We have chosen to release this crawl in 2,330 varying size SQLite files compressed with GZip. These can be easily viewed and dumped to CSV using SQLite Browser Each file is named botXX.meanpath.com-crawl20140104-fileYY.db.gz with XX being the bot number from 1-50 and YY being a sequential file number. Please note that bot46 is missing from this export as it was not part of the crawl cluster. Also the file number is not in any particular order.
- Crawl cluster – 49 x crawlers with 1 x Intel i5 – 3570S 3.1 GHz CPU, 16GB RAM, 2 x 2TB SATA2 in RAID1, and 100mbps bandwidth. These run our custom built Haskell crawler and a heavily customised Unbound DNS resolver. Our robots.txt parser has been released as open source.
- Search cluster – 11 x index servers with 2 x Intel E5630 2.53 GHz CPU’s, 256GB RAM, 2 x 600GB SAS in RAID0, and 750mbps bandwidth. These run a fairly vanilla install of Elasticsearch.
- Other bits – Connecting the crawl and search clusters is a lot of smaller Haskell, Ruby, Python, and Go pieces that make it all function automatically.
- Hosting – All our infrastructure is located in the OVH Montreal data centre, a very reasonably priced dedicated server provider we have been extremely happy with.
We will be creating a showcase of interesting projects based on the data set we have released so email us on firstname.lastname@example.org with a short description of what you have managed to achieve and we will include it in the showcase.
Frequently Asked Questions:
- Can you give me a list of all the domains in your index? Unfortunately we are restricted from providing raw access to the zone files as part of the zone file access agreements we had to sign. If you want access to the zone files yourself you will need to sign an agreement with each registrar individually.

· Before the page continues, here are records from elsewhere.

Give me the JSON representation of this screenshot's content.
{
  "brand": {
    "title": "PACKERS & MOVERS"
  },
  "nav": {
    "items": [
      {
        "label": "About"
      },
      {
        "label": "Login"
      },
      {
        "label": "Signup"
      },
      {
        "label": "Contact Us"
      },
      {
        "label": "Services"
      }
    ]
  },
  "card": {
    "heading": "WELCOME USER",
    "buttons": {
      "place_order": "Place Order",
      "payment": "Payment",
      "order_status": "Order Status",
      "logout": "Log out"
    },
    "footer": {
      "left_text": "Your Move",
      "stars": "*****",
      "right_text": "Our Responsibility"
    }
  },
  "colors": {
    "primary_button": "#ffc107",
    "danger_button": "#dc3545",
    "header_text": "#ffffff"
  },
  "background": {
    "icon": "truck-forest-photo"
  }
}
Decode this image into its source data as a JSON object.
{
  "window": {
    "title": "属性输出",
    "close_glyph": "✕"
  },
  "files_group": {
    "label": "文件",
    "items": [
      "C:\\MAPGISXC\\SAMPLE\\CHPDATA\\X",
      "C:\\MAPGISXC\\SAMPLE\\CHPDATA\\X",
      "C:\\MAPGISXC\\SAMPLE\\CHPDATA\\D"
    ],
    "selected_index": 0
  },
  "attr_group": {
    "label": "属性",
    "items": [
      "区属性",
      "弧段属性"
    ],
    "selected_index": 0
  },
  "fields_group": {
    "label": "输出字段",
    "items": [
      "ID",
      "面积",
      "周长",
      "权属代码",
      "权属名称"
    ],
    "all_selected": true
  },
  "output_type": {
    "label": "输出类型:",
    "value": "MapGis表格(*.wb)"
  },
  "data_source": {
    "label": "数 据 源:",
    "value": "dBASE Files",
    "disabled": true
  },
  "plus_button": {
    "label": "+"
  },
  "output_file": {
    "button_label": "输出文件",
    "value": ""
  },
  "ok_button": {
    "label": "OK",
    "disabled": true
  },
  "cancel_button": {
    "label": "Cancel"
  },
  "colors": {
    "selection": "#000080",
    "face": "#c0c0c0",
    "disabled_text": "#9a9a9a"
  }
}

- How do I remove my site/s from your index? We cannot remove sites from the existing index. To be removed from any future index follow the instructions at https://meanpath.com/meanpathbot.html Our bots fully respect any site instructions issued in the robots.txt
- Why don’t your use AWS or other cloud providers? We did consider using cloud infrastructure but found the price/performance to be substantially more expensive than dedicated servers from OVH. Our usage profile is 100% CPU, 100% bandwidth, max memory for 20 hours per day which is not a great fit for shared infrastructure.
- Why can’t you crawl faster than 10,000 sites per second? We can crawl much faster than this but the level of DNS resolution traffic it would generate would be considered excessive by operators of DNS servers that host many domains. To be polite and make sure our crawling does not impact on other systems we throttle our crawl speed to 10,000 sites per second across our whole crawl cluster (200 per bot per second). As a rule more than a few hundred queries per second to an individual DNS server will be considered too much by some DNS systems administrators.
- How fast could you crawl? Theoretically with our current 50 bot cluster and no limits on our DNS resolution activity we could crawl at 30,000 sites per second. Our performance would be bound by the 100mbps network connections these servers are on at that point. Larger connections could sustain a much faster crawl speed but at that point our crawl would look like a DDOS on the external DNS servers we need to get records from.
- How many docs per second can your Elastiscsearch cluster do? In the current configuration it averages between 8,000 and 10,000 docs per second with 11 shards and no replicas. It takes 5 hours to index a crawl of 115,642,924 domains/docs. We add replicas once the indexing is complete so we can get access to the complete data for reports whilst the replicas are being created.